HIIT routine at home: No excuses!

HIIT routine

High intensity workouts are one of the most demanded by everyone. More than anything because with just a few minutes, we will have a good routine done. In this case, we will make a HIIT routine at home and as we say, no excuses, because it will hardly take time.

If you don't want or can't go to the gym, you already have a new motivation to do at home. Depending on whether you have been training for a long time or not, you can also design your own routine HIIT. We leave you with an idea that you can put into practice now!
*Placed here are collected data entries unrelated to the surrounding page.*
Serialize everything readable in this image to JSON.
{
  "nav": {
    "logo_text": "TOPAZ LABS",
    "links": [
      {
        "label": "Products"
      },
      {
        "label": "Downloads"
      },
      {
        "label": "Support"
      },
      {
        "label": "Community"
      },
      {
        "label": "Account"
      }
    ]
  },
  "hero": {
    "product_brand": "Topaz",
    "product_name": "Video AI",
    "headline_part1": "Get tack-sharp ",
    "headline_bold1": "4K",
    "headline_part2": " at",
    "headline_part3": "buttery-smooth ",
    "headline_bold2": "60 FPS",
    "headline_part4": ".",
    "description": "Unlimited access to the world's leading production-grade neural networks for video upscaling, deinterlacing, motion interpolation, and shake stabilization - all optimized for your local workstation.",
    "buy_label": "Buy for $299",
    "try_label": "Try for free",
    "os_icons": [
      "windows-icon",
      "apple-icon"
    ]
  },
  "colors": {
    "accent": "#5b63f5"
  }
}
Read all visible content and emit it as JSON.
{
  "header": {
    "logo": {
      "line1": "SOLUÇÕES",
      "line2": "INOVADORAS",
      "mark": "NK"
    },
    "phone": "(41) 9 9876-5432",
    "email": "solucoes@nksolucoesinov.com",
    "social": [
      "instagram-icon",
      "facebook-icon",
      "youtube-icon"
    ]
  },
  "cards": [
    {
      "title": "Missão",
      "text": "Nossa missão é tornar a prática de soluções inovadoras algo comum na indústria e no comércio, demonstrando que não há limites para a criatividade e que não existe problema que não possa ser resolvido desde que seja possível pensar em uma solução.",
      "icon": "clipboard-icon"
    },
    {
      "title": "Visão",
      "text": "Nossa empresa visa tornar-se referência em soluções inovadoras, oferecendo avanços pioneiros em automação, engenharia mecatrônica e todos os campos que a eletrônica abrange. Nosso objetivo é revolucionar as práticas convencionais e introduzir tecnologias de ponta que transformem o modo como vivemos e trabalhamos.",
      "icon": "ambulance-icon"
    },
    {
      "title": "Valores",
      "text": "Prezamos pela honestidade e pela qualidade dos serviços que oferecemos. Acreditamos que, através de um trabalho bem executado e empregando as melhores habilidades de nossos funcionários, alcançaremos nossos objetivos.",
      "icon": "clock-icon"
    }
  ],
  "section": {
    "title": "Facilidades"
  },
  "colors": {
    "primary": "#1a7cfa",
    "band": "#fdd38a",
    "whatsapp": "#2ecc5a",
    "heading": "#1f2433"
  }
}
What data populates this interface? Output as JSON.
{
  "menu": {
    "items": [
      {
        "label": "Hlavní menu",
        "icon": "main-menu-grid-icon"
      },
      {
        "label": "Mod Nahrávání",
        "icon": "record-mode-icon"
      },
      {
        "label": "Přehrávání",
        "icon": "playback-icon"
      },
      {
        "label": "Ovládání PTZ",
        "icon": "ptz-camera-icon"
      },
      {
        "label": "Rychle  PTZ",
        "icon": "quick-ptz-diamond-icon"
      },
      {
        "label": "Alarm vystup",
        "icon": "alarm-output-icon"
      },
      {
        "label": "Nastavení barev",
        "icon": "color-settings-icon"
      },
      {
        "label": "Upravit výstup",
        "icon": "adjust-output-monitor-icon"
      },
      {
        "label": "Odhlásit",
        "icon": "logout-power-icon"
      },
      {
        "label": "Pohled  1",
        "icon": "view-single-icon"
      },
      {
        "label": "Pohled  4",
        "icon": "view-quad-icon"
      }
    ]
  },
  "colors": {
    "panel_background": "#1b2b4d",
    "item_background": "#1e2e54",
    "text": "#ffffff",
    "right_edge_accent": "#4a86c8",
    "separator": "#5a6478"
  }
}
Start your HIIT routine with Jumping Jacks

Remember that it is important to stretch a little before starting fully with our routines, thus preventing future injuries. when we are ready or prepared then we start the session with these jumps, which are known all over the world. Standing with our legs together, we will jump, spread our legs and raise our arms. With the next jump, we return to the starting position, that is, we will bring our legs together and lower our arms again. We will do a 30 second interval and we rest but not completely, but it is best to take steps in the same place, to move on to the next exercise.

Squatting

They can not be absent and therefore, you can always enter them at the time you see fit. Since as you can see, they are short intervals and everything very fast. But the squats They also have to be present in any routine worth its salt. It has numerous benefits for our body, strengthening muscles and eliminating body fat. You can do them as you well know, simple or adding some weight if you are already more experienced.

burpees

With this exercise we will be working both strength and endurance and coordination. So it is another of the most complete, since here we will be involving both the arms and shoulders as well as the buttocks, calves, abs, etc. In addition to having all the incentives of a good cardio exercise. We left standing to be able to do the flex on the ground, get up and take a little jump. You sure can handle it! At the beginning it is true that it is always better to do it a little slowly, but little by little you will get the right rhythm.

Strides

Your legs and glutes will thank you for an exercise like this. Perhaps we could also place it in conjunction with squats. But it is one of the most common. As its name indicates, we start standing and then place one leg bent forward but always with the body straight. With this exercise you will improve flexibility and also balance, always correcting posture.

abdominal

In this case, it is true that we always think about the basic abs, but to work an area like this, we can also opt for the so-called standing abs. Since with them we will also work the core area. Within a HIIT routine like this, it may be another option to consider. You can help yourself with an elastic band, that while you stretch it, you will raise one leg and then another, bending the knee. Not forgetting the obliques that should also be exercised by stretching to one side and then the other. Asian exercises for a flat stomach are also in full swing. Well, here you can also enter some of them.

Boxing punches to the air

It is true that HIIT training is timed. After 30 seconds, we rest a little but without lowering our heart rate too much to continue with the next exercise. You can do several series but starting little by little. That said, another of the basic exercises is hitting the air in the form of boxing. Starting with the two fists near the mouth, then moving on to stretching the arms one by one but with rhythm. Improves muscle tone as well as circulation and promotes concentration.